D 30 juin 2014     H 05:30     A Claude Gabriel     C 0 messages


En décembre dernier, le syndicat de la métallurgie (Numsa) a tenu un congrès de rupture avec la centrale historique Cosatu en lui faisant procès d’appuyer la politique libérale de la coalition au pouvoir formée par l’ANC et le Parti communiste.
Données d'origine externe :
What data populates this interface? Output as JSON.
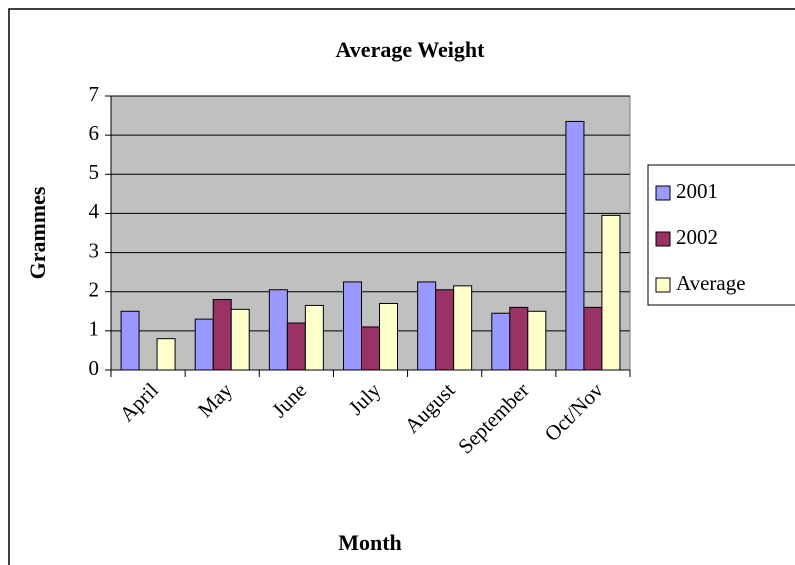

Ce 11 février, la direction du Cosatu prend acte de cette rupture et met à son ordre du jour l’expulsion du syndicat dissident. Dans cette déclaration, un argument se singularise particulièrement pour entériner la scission sans autre tentative de maintenir l’unité syndicale : le Numsa a décidé de suspendre son versement financier au profit du Cosatu … et du parti communiste.

Un étrange attelage

L’arrivée au pouvoir de l’ANC en 1994 se fit sous couvert d’une « coalition » avec le Parti communiste sud-africain et la centrale syndicale majoritaire Cosatu. L’acceptation de cet assemblage par la classe dirigeante blanche et ses soutiens internationaux semblaient se justifier par le haut niveau de conflictualité sociale qu’avait connu le pays depuis la fin des années 1970. Les longues années de négociations qui avaient précédé avaient donné le temps nécessaire aux protagonistes pour se mettre d’accord sur le fond, sur le système économique, sur le maintien de la propriété industrielle, sur un programme de « reconstruction ». Mais il fallait donner le change aux populations noires au nom de la « révolution démocratique » et même du socialisme, terminologie massivement utilisée dans les luttes ouvrières et celles des townships. En proclamant l’existence d’une coalition tripartie dans laquelle le syndicat et le PC proclamaient haut et fort leur attachement au socialisme, l’illusion était garantie.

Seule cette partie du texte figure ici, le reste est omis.